Diwakar Vadapalli, assistant professor of public policy at ISER, chairs the Alaska panel, and ISER is sponsoring the keynote speaker, Debra Schilling Wolfe, executive director of the Field Center for Children’s Policy, Practice, and Research at the University of Pennsylvania. Registration for the conference is still open. The conference agenda is available online.
Debra Schilling Wolfe is the executive director of the Field Center for Children's Policy, Practice, and Research at the University of Pennsylvania. In a lecture at UAA's Rasmuson Hall, she will talk about the role of research in child protection. ISER is sponsoring the talk, which is free and open to the public.
At the Field Center, Ms. Wolfe directs a team of child welfare experts, and she has more than 30 years of experience in directing child-welfare programs and initiatives around the country. Ms. Wolfe will be in Anchorage to deliver the keynote address at the National Citizen Review Panel Conference, which will be from May 10-12 at UAA. She will make this public talk before the conference. Please join us.
When: Tuesday, May 9, 7 p.m. (Reception 6:30 p.m.)
Where: UAA Rasmuson Hall, Room 101
Note: This will not be live streamed.
Much of the natural-resource development in Alaska happens in isolated, rural areas. Do local residents get jobs and other benefits from those developments? Mouhcine Guettabi, an assistant professor of economics at ISER, is assessing that question in two papers he is currently working on.

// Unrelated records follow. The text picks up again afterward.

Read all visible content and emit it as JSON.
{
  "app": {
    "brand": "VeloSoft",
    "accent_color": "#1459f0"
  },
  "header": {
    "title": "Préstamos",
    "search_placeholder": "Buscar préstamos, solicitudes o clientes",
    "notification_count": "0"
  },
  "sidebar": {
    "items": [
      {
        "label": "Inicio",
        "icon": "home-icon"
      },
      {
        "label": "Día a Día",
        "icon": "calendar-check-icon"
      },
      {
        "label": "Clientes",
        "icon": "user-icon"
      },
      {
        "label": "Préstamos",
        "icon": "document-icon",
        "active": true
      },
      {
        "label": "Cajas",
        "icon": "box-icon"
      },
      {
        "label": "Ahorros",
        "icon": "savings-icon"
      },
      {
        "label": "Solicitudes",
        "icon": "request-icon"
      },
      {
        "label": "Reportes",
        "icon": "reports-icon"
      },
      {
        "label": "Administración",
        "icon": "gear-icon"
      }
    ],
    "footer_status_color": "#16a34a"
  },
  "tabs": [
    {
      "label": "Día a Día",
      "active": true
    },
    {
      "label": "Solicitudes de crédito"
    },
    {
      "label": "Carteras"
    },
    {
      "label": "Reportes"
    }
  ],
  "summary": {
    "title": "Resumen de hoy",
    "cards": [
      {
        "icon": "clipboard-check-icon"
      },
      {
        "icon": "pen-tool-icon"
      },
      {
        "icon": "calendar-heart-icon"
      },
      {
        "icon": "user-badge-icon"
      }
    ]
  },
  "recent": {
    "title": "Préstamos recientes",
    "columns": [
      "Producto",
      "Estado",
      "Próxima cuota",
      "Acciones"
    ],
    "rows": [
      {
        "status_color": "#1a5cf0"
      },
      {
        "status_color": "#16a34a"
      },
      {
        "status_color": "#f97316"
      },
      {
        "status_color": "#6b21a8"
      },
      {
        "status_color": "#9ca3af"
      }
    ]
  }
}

In the first paper, he is using employment by place of work and by place of residence to determine whether local residents of an isolated borough with oil development get a share of the new jobs created when oil prices spike up. In the second, he is looking at the causal effects of the Red Dog mine on employment, wages, and other measures in the Northwest Arctic Borough, where the mine has been operating since the 1980s.
Please join us at ISER to hear what he has found so far.